How about Sify or rediff


----------



## tuxfan (Dec 18, 2006)

sify / rediff don't provide free pop3


----------



## Arsenal_Gunners (Dec 18, 2006)

*www.bluebottle.com/
try this-repute me if you like it.250 mb box
and if you know german this is the best of the lot
*www.gmx.co.uk/


----------



## Alfansey06 (Dec 18, 2006)

ankitsagwekar said:
			
		

> can any body tell me any email service provider
> who give me free pop3 smtp and minimum 250mb spece
> (dont tell about gmail hotmail yahoo)


whats the problem with gmail hotmail yahoo


----------



## navjotjsingh (Dec 18, 2006)

Hotmail does not free POP3 and Yahoo! provides free POP3 to only few users including me!! 

BTW Strange he didn't think of Gmail?


----------



## ankitsagwekar (Dec 18, 2006)

i don't like gmail bcoz i don't get email address i want also pop3 & smtp is slow 
and main think gmail is BETA and i not trust beta program


----------



## Arsenal_Gunners (Dec 18, 2006)

gmail is the best for you and google labels everything beta.


----------



## shantanu (Dec 18, 2006)

GMAIL AND YAHOO PROVIDES POP3 and SMTP SERVICES


----------



## ahref (Dec 19, 2006)

Try hotpop.com


----------



## thetechsavy (Dec 19, 2006)

GMAIL in terms of SMPT and POP3 googlemail is best (GMAIL)


----------



## aryayush (Dec 19, 2006)

shantanu_webmaster, please avoid typing in CAPS.

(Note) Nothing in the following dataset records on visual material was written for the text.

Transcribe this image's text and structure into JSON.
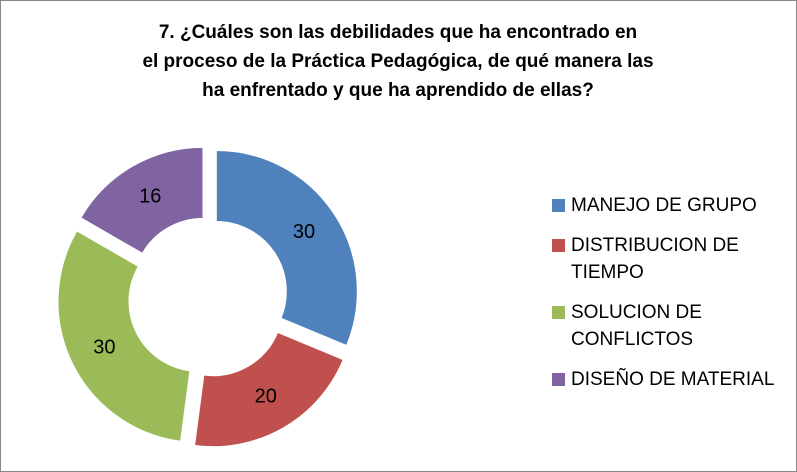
{
  "chart_data": {
    "type": "donut",
    "title": [
      "7.  ¿Cuáles son las debilidades  que ha encontrado en",
      "el  proceso de la Práctica Pedagógica, de qué manera las",
      "ha enfrentado y que ha aprendido de ellas?"
    ],
    "categories": [
      "MANEJO DE GRUPO",
      "DISTRIBUCION DE TIEMPO",
      "SOLUCION DE CONFLICTOS",
      "DISEÑO DE MATERIAL"
    ],
    "values": [
      30,
      20,
      30,
      16
    ],
    "colors": [
      "#4f81bd",
      "#c0504d",
      "#9bbb59",
      "#8064a2"
    ],
    "legend": "right"
  }
}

GMail is the best. Yahoo! India provides free POP3 to one and all. I do not have SMTP access though.

ankitsagwekar, betas are essentially final releases and this is especially true in case of Google's products. If you are refraining from using the best email service just because it has the 'Beta' tag attached to it, you should seriously consider Shakespeare's comment, "What's in a name!" As for not getting the email address you want, well, when a service becomes as famous as GMail is, it is likely that the best addresses are already taken. Try varying the username a bit and you should find one you like that is available too.

Or you could try Bluebottle if you still do not want to use GMail or Yahoo!


----------



## Third Eye (Dec 19, 2006)

Gmail is the best !


----------